En 2021, environ 2,9 millions de personnes, soit 5,04% de la population, ont ainsi dû recourir à une aide alimentaire, dans un contexte marqué par une forte augmentation de la demande (après des années de baisse constante jusqu’en 2019). L’augmentation des bénéficiaires a concerné principalement les demandeurs d’emploi, mais aussi, et ce n’est pas négligeable, 23,1% des étrangers résidant en Italie.

Victime de cette crise, Giancarlo (prénom modifié), 50 ans, originaire de Naples, qui réside à Rome depuis de nombreuses années avec sa femme et ses deux filles. Giancarlo travaille au nettoyage des statues et des monuments. En complément de son salaire, il bénéficiait auparavant de l’allocation dite "reddito di cittadinanza" permettant aux personnes ayant un revenu inférieur à 6000 euros par an de recevoir un complément financier de l’État. La suppression cette allocation début 2024 a contraint de nombreuses personnes comme lui à chercher de l’aide auprès d’associations comme Nonna Roma. "Depuis qu’ils ont supprimé le reddito di cittadinanza, explique Giancarlo, la situation est devenue insoutenable. Avant, il était déjà difficile de joindre les deux bouts, mais sans ce soutien financier, ma famille et moi avons eu des difficultés que nous n’avions jamais connues auparavant".

Quelques solutions du secteur associatif

Il existe cependant des réseaux de soutien au sein du secteur associatif, qui s’occupent de pourvoir aux besoins alimentaires des populations concernées. Parmi eux, Nonna Roma aide environ 2 700 familles par an (soit 12 000 personnes) dans la région romaine, et ce à travers des points de distribution alimentaire et des épiceries solidaires.

"L’association est une banque de solidarité mutuelle, nous aimons l’appeler ainsi. C’est une organisation de bénévoles créée en 2017 dans le but de lutter contre les différentes formes de pauvreté, en commençant par l’alimentaire.
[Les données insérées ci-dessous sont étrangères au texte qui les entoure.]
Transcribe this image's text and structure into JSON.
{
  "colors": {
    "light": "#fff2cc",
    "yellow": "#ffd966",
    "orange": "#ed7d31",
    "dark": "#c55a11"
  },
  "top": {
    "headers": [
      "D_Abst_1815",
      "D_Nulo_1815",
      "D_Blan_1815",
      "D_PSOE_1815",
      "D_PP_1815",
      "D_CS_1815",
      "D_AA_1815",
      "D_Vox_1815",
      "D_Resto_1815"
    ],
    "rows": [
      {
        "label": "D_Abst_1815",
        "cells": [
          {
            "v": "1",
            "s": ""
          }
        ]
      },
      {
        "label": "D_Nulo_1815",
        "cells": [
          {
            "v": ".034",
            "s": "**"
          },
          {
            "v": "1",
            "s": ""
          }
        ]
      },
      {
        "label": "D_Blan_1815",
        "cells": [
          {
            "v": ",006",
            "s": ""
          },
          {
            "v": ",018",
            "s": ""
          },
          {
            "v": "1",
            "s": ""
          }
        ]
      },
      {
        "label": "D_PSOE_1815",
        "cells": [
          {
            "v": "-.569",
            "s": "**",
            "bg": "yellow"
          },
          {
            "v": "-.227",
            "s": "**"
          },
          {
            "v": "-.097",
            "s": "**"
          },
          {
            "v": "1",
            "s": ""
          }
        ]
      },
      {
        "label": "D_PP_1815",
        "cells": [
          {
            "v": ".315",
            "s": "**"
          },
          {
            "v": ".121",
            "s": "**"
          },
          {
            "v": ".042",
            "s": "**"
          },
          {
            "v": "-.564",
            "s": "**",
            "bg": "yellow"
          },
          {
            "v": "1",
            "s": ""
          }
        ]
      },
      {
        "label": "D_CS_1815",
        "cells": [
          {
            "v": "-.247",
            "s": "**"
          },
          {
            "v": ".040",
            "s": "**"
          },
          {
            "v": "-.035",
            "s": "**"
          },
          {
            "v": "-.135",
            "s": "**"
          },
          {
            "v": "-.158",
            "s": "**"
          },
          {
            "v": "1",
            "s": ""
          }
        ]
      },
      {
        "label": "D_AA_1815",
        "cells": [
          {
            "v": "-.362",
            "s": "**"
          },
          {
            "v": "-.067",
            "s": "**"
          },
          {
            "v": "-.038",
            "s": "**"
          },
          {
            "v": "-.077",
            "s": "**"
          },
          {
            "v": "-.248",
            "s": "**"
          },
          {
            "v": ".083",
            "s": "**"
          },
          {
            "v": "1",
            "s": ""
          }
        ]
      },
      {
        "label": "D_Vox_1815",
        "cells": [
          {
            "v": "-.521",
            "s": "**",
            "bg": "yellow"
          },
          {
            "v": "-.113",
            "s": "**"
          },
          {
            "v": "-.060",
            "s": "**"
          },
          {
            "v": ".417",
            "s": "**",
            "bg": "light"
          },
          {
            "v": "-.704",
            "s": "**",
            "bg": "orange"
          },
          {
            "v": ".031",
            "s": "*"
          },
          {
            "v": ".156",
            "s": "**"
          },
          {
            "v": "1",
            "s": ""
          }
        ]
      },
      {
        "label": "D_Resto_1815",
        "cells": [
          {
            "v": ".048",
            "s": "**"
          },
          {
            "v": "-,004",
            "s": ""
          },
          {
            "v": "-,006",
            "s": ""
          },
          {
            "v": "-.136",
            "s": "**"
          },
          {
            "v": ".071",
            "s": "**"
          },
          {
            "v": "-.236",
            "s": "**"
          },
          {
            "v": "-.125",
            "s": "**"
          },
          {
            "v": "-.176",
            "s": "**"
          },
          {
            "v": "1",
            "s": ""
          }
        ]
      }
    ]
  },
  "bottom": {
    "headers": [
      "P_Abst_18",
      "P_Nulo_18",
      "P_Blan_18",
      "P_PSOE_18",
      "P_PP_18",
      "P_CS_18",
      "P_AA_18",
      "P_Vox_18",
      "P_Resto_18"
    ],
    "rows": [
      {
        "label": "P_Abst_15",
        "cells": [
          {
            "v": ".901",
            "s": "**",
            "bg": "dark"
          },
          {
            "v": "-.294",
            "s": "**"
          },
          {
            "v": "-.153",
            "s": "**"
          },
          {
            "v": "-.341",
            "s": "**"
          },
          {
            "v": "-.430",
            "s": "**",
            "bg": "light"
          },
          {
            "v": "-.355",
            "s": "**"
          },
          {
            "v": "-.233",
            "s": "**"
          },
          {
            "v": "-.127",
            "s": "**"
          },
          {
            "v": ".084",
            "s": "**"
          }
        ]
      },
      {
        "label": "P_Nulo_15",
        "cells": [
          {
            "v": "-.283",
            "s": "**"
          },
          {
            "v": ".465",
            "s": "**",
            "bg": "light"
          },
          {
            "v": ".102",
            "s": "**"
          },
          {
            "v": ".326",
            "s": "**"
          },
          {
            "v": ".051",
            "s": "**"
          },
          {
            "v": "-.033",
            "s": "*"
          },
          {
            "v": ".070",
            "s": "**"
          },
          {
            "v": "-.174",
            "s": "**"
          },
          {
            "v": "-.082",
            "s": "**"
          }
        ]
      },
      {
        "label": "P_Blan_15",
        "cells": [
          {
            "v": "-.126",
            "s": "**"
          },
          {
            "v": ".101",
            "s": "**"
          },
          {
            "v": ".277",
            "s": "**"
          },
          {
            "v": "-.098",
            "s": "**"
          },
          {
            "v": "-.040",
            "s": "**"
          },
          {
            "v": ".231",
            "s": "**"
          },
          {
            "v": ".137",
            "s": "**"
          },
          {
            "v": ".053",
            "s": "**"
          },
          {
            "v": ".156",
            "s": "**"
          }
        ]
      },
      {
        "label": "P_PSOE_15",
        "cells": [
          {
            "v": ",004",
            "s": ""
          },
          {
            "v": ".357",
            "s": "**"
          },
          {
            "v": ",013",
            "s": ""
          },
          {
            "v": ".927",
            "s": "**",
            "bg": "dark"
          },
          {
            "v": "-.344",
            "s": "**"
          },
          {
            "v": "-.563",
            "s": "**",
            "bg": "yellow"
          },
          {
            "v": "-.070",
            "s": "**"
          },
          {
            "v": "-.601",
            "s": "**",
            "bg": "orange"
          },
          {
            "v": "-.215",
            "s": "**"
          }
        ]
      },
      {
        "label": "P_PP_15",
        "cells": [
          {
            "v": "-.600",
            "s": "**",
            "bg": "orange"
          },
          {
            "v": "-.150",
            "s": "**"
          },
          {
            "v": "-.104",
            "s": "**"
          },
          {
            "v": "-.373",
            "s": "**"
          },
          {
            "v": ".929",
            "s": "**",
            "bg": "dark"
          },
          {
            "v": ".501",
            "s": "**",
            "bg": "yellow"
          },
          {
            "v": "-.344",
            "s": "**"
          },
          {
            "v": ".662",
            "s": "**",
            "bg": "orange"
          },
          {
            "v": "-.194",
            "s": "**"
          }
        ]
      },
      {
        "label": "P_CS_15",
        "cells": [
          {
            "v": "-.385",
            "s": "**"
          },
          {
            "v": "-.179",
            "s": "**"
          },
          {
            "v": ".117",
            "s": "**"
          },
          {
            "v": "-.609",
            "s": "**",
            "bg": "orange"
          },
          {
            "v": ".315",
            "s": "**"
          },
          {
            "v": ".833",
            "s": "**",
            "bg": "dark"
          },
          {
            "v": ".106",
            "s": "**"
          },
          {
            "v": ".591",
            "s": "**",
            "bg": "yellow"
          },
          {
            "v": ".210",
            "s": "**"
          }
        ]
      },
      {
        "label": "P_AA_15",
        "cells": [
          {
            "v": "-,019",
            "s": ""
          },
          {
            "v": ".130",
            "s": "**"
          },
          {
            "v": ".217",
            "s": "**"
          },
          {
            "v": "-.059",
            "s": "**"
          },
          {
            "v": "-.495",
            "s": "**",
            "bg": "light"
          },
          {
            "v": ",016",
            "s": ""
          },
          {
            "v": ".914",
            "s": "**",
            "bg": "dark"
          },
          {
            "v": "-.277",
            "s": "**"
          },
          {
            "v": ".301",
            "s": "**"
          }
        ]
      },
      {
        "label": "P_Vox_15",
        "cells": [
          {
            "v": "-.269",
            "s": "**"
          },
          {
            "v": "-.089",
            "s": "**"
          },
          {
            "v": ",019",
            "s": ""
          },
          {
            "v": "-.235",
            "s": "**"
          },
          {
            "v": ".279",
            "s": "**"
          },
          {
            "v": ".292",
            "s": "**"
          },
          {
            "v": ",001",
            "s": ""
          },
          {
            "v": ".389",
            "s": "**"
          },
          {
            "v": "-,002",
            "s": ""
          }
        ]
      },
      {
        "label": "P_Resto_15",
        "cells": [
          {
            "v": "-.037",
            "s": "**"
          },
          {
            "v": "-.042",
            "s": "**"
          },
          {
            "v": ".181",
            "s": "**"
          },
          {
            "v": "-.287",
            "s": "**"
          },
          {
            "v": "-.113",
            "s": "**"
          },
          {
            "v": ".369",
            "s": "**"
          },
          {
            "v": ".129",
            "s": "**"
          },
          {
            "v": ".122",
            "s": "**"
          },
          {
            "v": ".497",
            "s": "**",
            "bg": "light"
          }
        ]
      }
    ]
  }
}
Pour travailler à 360 degrés sur les différentes vulnérabilités qui peuvent toucher une personne et des familles", explique Alberto Campailla, président de l’organisation Nonna Roma.

@Nonna Roma

« Donc, à partir d’un colis alimentaire, poursuit Alberto Campailla, l’association construit autour de l’individu qui demande du soutien, une série de services et de réponses concrètes. Garantir le droit de vivre dans une maison à ceux qui ne peuvent pas payer le loyer via les guichets anti-expulsion (point d'écoute pour aider les personnes qui risquent de perdre leur logement), ou encore un service de consultation psychologique font partie des aides qui sont proposées à chaque bénéficiaire. Enfin, le projet "la matita sospesa" d’aide aux devoirs pour les enfants nous permet de fournir non seulement des biens de première nécessité, mais aussi des manuels scolaires, des cahiers et des agendas pour la rentrée à l’école".

Les magasins solidaires

Le principal outil avec lequel Nonna Roma soutient les familles reste les épiceries solidaires. Dans toute l’Italie, ces commerces se positionnent comme un modèle innovant d’aide sociale pour lutter contre la pauvreté alimentaire. "Les bénéficiaires peuvent faire leurs courses gratuitement en utilisant la carte de membre de l’association. Les familles ne reçoivent plus passivement un colis alimentaire pré-rempli, mais ont la possibilité de choisir ce qu’ils veulent en fonction de leurs préférences alimentaires", explique Alberto Campailla. Ils accèdent au service via une sorte de carte à points, attribués chaque mois en fonction du niveau de besoins de la famille.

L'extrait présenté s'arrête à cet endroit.